As of the end of April 2019, Kakao Bank had 9.3 million customers, 16 trillion won in deposits (US$13 billion) and 10 trillion won (US$8 billion) in loan balances.
A pro fintech government
The South Korean government has been working to create a favorable environment for fintech development.
The FSC recently selected five additional fintech solutions into its financial regulatory sandbox: a micro-investment service by Shinhan Investment; a brokerage service of foreign currency transfer service providers by E9Pay; a platform providing pet insurance policy holders with points that can be used in pet facilities by SmallTicket; a credit score rating service using non-financial and non-structured data collected from PG and VAN service providers and fintech firms by Hyundai Card; and a payment service for subcontractors using escrow accounts by ZikBank.

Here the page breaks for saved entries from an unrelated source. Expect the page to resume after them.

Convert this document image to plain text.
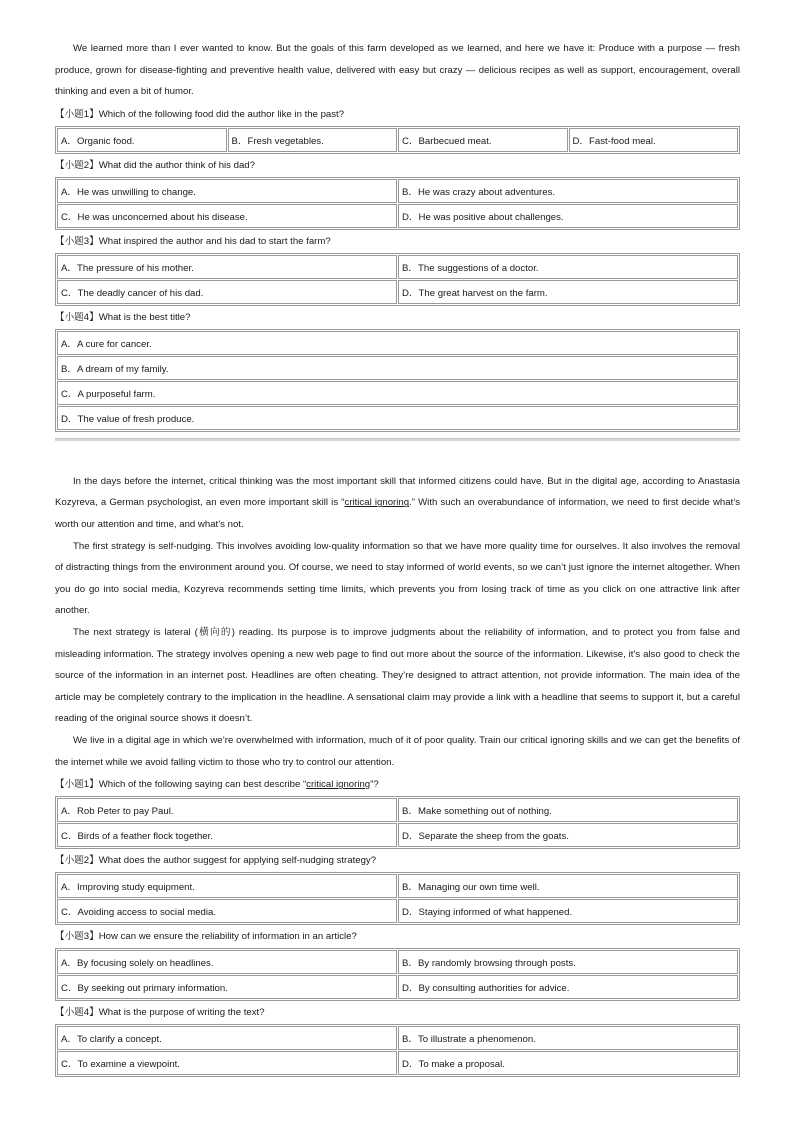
We learned more than I ever wanted to know. But the goals of this farm developed as we learned, and here we have it: Produce with a purpose — fresh produce, grown for disease-fighting and preventive health value, delivered with easy but crazy — delicious recipes as well as support, encouragement, overall thinking and even a bit of humor.

【小题1】Which of the following food did the author like in the past?
A．Organic food.	B．Fresh vegetables.	C．Barbecued meat.	D．Fast-food meal.
【小题2】What did the author think of his dad?
A．He was unwilling to change.	B．He was crazy about adventures.
C．He was unconcerned about his disease.	D．He was positive about challenges.
【小题3】What inspired the author and his dad to start the farm?
A．The pressure of his mother.	B．The suggestions of a doctor.
C．The deadly cancer of his dad.	D．The great harvest on the farm.
【小题4】What is the best title?
A．A cure for cancer.
B．A dream of my family.
C．A purposeful farm.
D．The value of fresh produce.

In the days before the internet, critical thinking was the most important skill that informed citizens could have. But in the digital age, according to Anastasia Kozyreva, a German psychologist, an even more important skill is “critical ignoring.” With such an overabundance of information, we need to first decide what’s worth our attention and time, and what’s not.

The first strategy is self-nudging. This involves avoiding low-quality information so that we have more quality time for ourselves. It also involves the removal of distracting things from the environment around you. Of course, we need to stay informed of world events, so we can’t just ignore the internet altogether. When you do go into social media, Kozyreva recommends setting time limits, which prevents you from losing track of time as you click on one attractive link after another.

The next strategy is lateral (横向的) reading. Its purpose is to improve judgments about the reliability of information, and to protect you from false and misleading information. The strategy involves opening a new web page to find out more about the source of the information. Likewise, it’s also good to check the source of the information in an internet post. Headlines are often cheating. They’re designed to attract attention, not provide information. The main idea of the article may be completely contrary to the implication in the headline. A sensational claim may provide a link with a headline that seems to support it, but a careful reading of the original source shows it doesn’t.

We live in a digital age in which we’re overwhelmed with information, much of it of poor quality. Train our critical ignoring skills and we can get the benefits of the internet while we avoid falling victim to those who try to control our attention.

【小题1】Which of the following saying can best describe “critical ignoring”?
A．Rob Peter to pay Paul.	B．Make something out of nothing.
C．Birds of a feather flock together.	D．Separate the sheep from the goats.
【小题2】What does the author suggest for applying self-nudging strategy?
A．Improving study equipment.	B．Managing our own time well.
C．Avoiding access to social media.	D．Staying informed of what happened.
【小题3】How can we ensure the reliability of information in an article?
A．By focusing solely on headlines.	B．By randomly browsing through posts.
C．By seeking out primary information.	D．By consulting authorities for advice.
【小题4】What is the purpose of writing the text?
A．To clarify a concept.	B．To illustrate a phenomenon.
C．To examine a viewpoint.	D．To make a proposal.
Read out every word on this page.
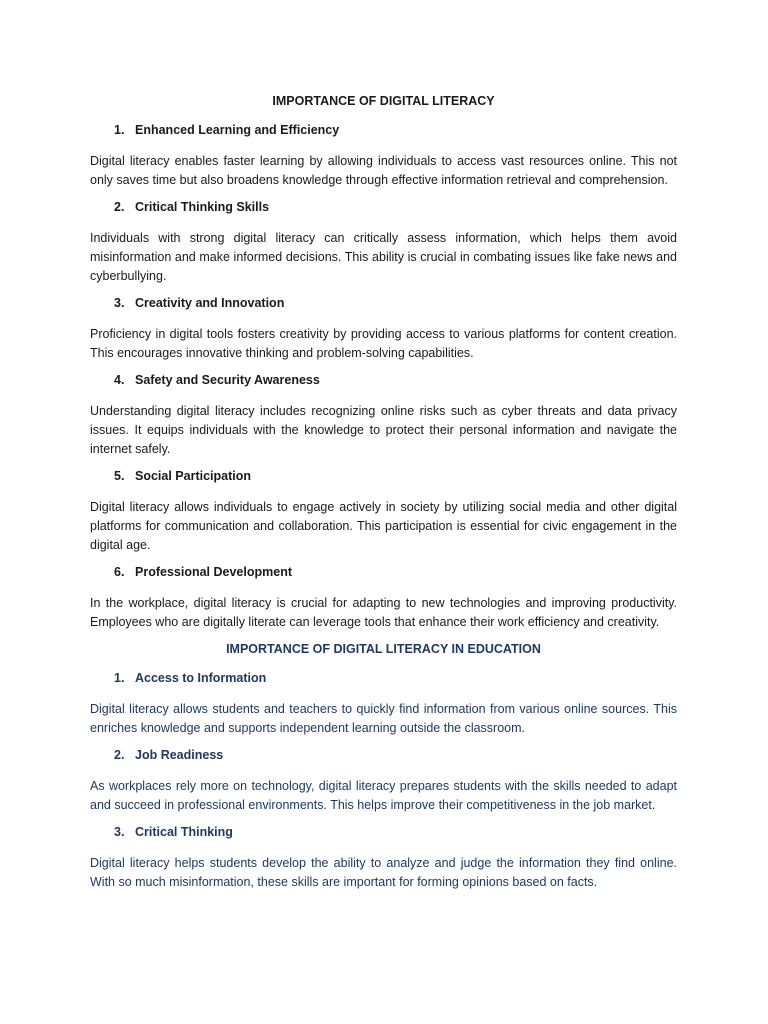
IMPORTANCE OF DIGITAL LITERACY
1. Enhanced Learning and Efficiency

Digital literacy enables faster learning by allowing individuals to access vast resources online. This not only saves time but also broadens knowledge through effective information retrieval and comprehension.

2. Critical Thinking Skills

Individuals with strong digital literacy can critically assess information, which helps them avoid misinformation and make informed decisions. This ability is crucial in combating issues like fake news and cyberbullying.

3. Creativity and Innovation

Proficiency in digital tools fosters creativity by providing access to various platforms for content creation. This encourages innovative thinking and problem-solving capabilities.

4. Safety and Security Awareness

Understanding digital literacy includes recognizing online risks such as cyber threats and data privacy issues. It equips individuals with the knowledge to protect their personal information and navigate the internet safely.

5. Social Participation

Digital literacy allows individuals to engage actively in society by utilizing social media and other digital platforms for communication and collaboration. This participation is essential for civic engagement in the digital age.

6. Professional Development

In the workplace, digital literacy is crucial for adapting to new technologies and improving productivity. Employees who are digitally literate can leverage tools that enhance their work efficiency and creativity.

IMPORTANCE OF DIGITAL LITERACY IN EDUCATION
1. Access to Information

Digital literacy allows students and teachers to quickly find information from various online sources. This enriches knowledge and supports independent learning outside the classroom.

2. Job Readiness

As workplaces rely more on technology, digital literacy prepares students with the skills needed to adapt and succeed in professional environments. This helps improve their competitiveness in the job market.

3. Critical Thinking

Digital literacy helps students develop the ability to analyze and judge the information they find online. With so much misinformation, these skills are important for forming opinions based on facts.
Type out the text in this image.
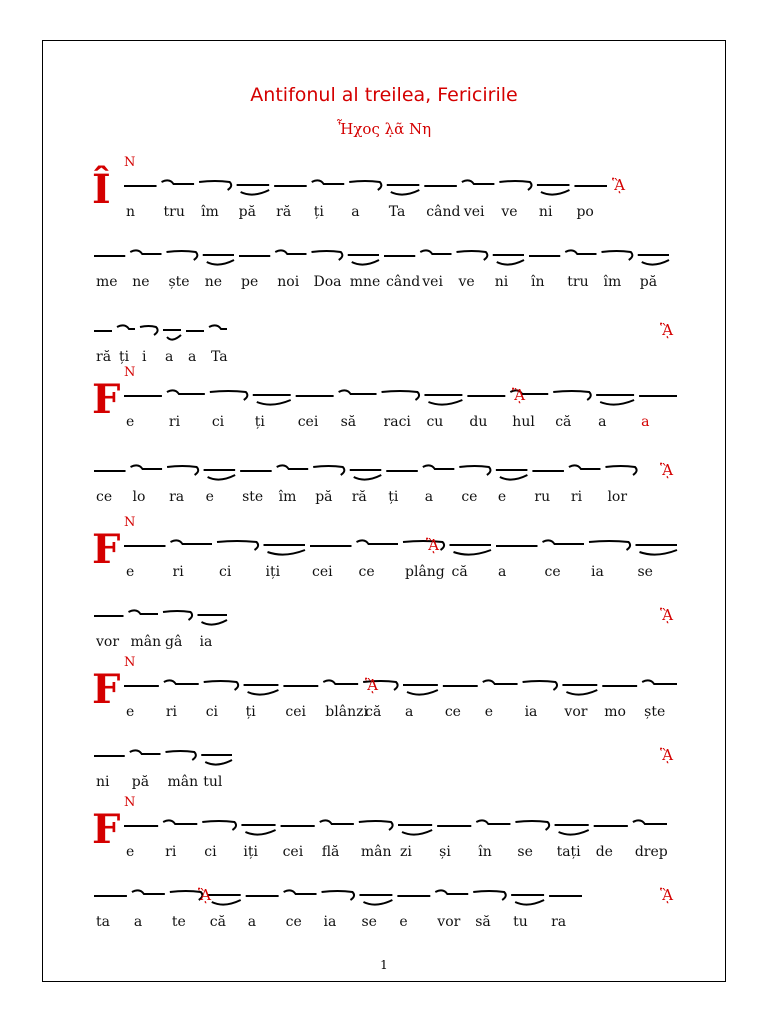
Antifonul al treilea, Fericirile
Ἦχος λ̣ᾶ Νη
Î
N
n tru îm pă ră ți a Ta când vei ve ni po
ᾋ
me ne ște ne pe noi Doa mne când vei ve ni în tru îm pă
ră ți i a a Ta
ᾋ
F
N
e ri ci ți cei să raci cu du hul că a a
ᾋ
ce lo ra e ste îm pă ră ți a ce e ru ri lor
ᾋ
F
N
e	ri	ci iți cei ce plâng că a	ce ia se
ᾋ
vor mân gâ ia
ᾋ
F
N
e ri ci ți cei blânzi
că a ce e ia vor mo ște
ᾋ
ni pă mân tul
ᾋ
F
N
e ri ci iți cei flă mân zi și în se tați de drep
ta a te că a ce ia se e vor să tu ra
ᾋ	ᾋ
1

As of July 25, 2019, 42 services have been approved to be tested in the regulatory sandbox.
Fintech has gained notable traction over the past few years in South Korea. In 2018, more than 279.2 billion won (US$235 million) was deposited into fintech accounts, a 52% increase from a year earlier.
The FSC said this week that efforts are underway to revise a law governing online financial business operators to protect money deposited into accounts managed by fintech firms, according to a report by the Korea Times.
“Specifics will be finalized in the latter half of 2019 upon the passage of pending bills. Various measures are under consideration,” an FSC official said.
“The fintechs have grown at a rapid pace over the past few years, increasing the need for the government to implement corresponding regulations. The new measures will seek to boost consumer protection.”
The regulator recently approved Kakao’s application to become the largest shareholder of its internet-only bank subsidiary Kakao Bank.